By utilizing WeightedSums because the inputs to different operators, it’s doable to specific wealthy combinatorial constructions, whereas conserving fashions compact and the variety of learnable weights small. For instance, we embody the sum_of_products mannequin (illustrated within the determine under) which first creates a pairwise product of two WeightedSums, after which a sum of the 2 merchandise. By setting among the weights to zero, we are able to create many various discrete constructions. The overall variety of doable constructions on this mannequin is 2¹⁶, since there are 16 base kernels that may be turned on or off. All these constructions are explored implicitly by coaching simply this one mannequin.

Illustration of the “sum_of_products” mannequin. Every of the 4 WeightedSums have the identical construction because the “sum_of_stumps” mannequin.

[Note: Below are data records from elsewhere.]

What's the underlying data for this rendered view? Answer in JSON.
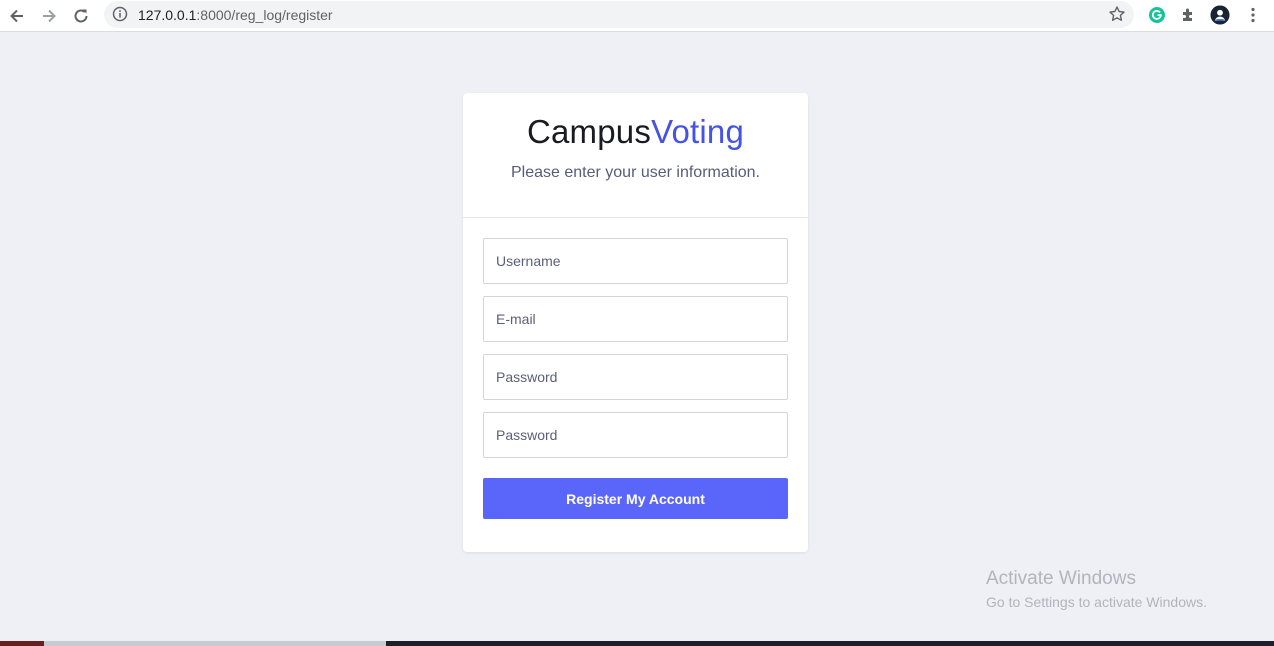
{
  "browser": {
    "url_host": "127.0.0.1",
    "url_path": ":8000/reg_log/register",
    "icons": [
      "back-arrow-icon",
      "forward-arrow-icon",
      "reload-icon",
      "info-icon",
      "star-icon",
      "grammarly-icon",
      "extensions-puzzle-icon",
      "profile-avatar-icon",
      "menu-kebab-icon"
    ]
  },
  "card": {
    "brand_part1": "Campus",
    "brand_part2": "Voting",
    "subtitle": "Please enter your user information.",
    "fields": {
      "username_placeholder": "Username",
      "email_placeholder": "E-mail",
      "password_placeholder": "Password",
      "password_confirm_placeholder": "Password"
    },
    "submit_label": "Register My Account"
  },
  "colors": {
    "accent": "#4452e8",
    "button": "#5a66fa",
    "background": "#eef0f5"
  },
  "watermark": {
    "line1": "Activate Windows",
    "line2": "Go to Settings to activate Windows."
  }
}
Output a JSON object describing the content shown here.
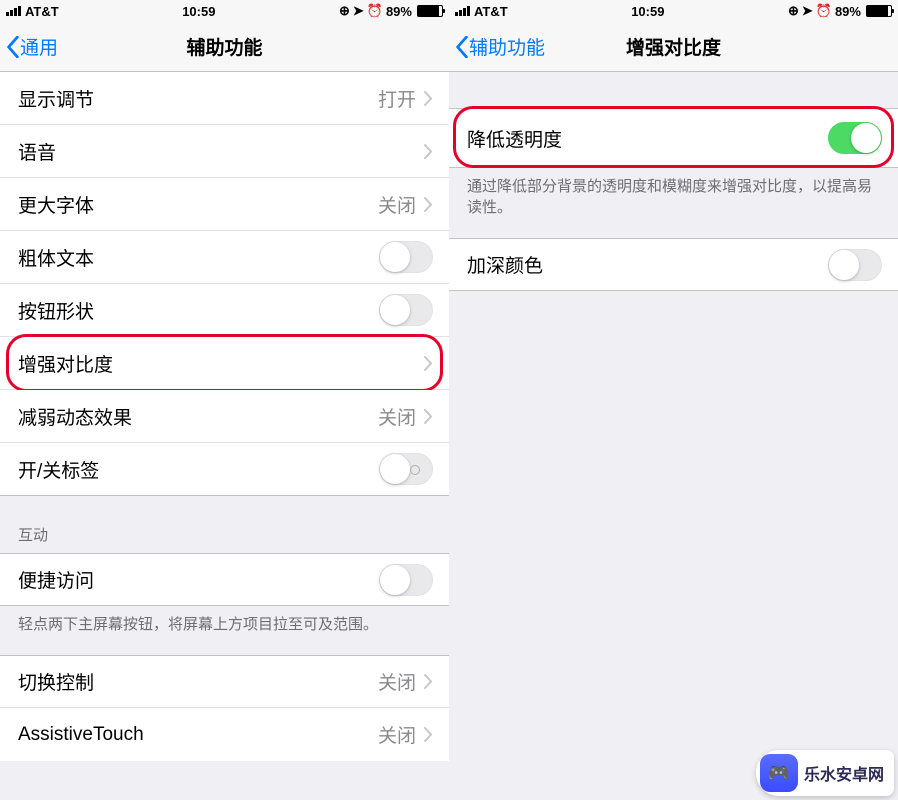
{
  "status": {
    "carrier": "AT&T",
    "time": "10:59",
    "battery_pct": "89%"
  },
  "left": {
    "back": "通用",
    "title": "辅助功能",
    "rows": {
      "display": {
        "label": "显示调节",
        "value": "打开"
      },
      "speech": {
        "label": "语音"
      },
      "largerText": {
        "label": "更大字体",
        "value": "关闭"
      },
      "boldText": {
        "label": "粗体文本"
      },
      "buttonShapes": {
        "label": "按钮形状"
      },
      "increaseContrast": {
        "label": "增强对比度"
      },
      "reduceMotion": {
        "label": "减弱动态效果",
        "value": "关闭"
      },
      "onOffLabels": {
        "label": "开/关标签"
      },
      "reachability": {
        "label": "便捷访问"
      },
      "switchControl": {
        "label": "切换控制",
        "value": "关闭"
      },
      "assistiveTouch": {
        "label": "AssistiveTouch",
        "value": "关闭"
      }
    },
    "sectionInteraction": "互动",
    "reachabilityNote": "轻点两下主屏幕按钮，将屏幕上方项目拉至可及范围。"
  },
  "right": {
    "back": "辅助功能",
    "title": "增强对比度",
    "rows": {
      "reduceTransparency": {
        "label": "降低透明度"
      },
      "darkenColors": {
        "label": "加深颜色"
      }
    },
    "transparencyNote": "通过降低部分背景的透明度和模糊度来增强对比度，以提高易读性。"
  },
  "watermark": "乐水安卓网"
}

We’ve discovered, nevertheless, that sure combos of kernels (e.g., the product of Periodic and both the Matern or ExponentiatedQuadratic) result in overfitting on many datasets. To stop this, we have now outlined mannequin lessons like sum_of_safe_shallow that exclude such merchandise when performing construction discovery with WeightedSums.

For coaching, AutoBNN supplies AutoBnnMapEstimator and AutoBnnMCMCEstimator to carry out MAP and MCMC inference, respectively. Both estimator may be mixed with any of the six chance features, together with 4 primarily based on regular distributions with totally different noise traits for steady information and two primarily based on the damaging binomial distribution for rely information.

Outcome from operating AutoBNN on the Mauna Loa CO2 dataset in our instance colab. The mannequin captures the development and seasonal part within the information. Extrapolating into the long run, the imply prediction barely underestimates the precise development, whereas the 95% confidence interval step by step will increase.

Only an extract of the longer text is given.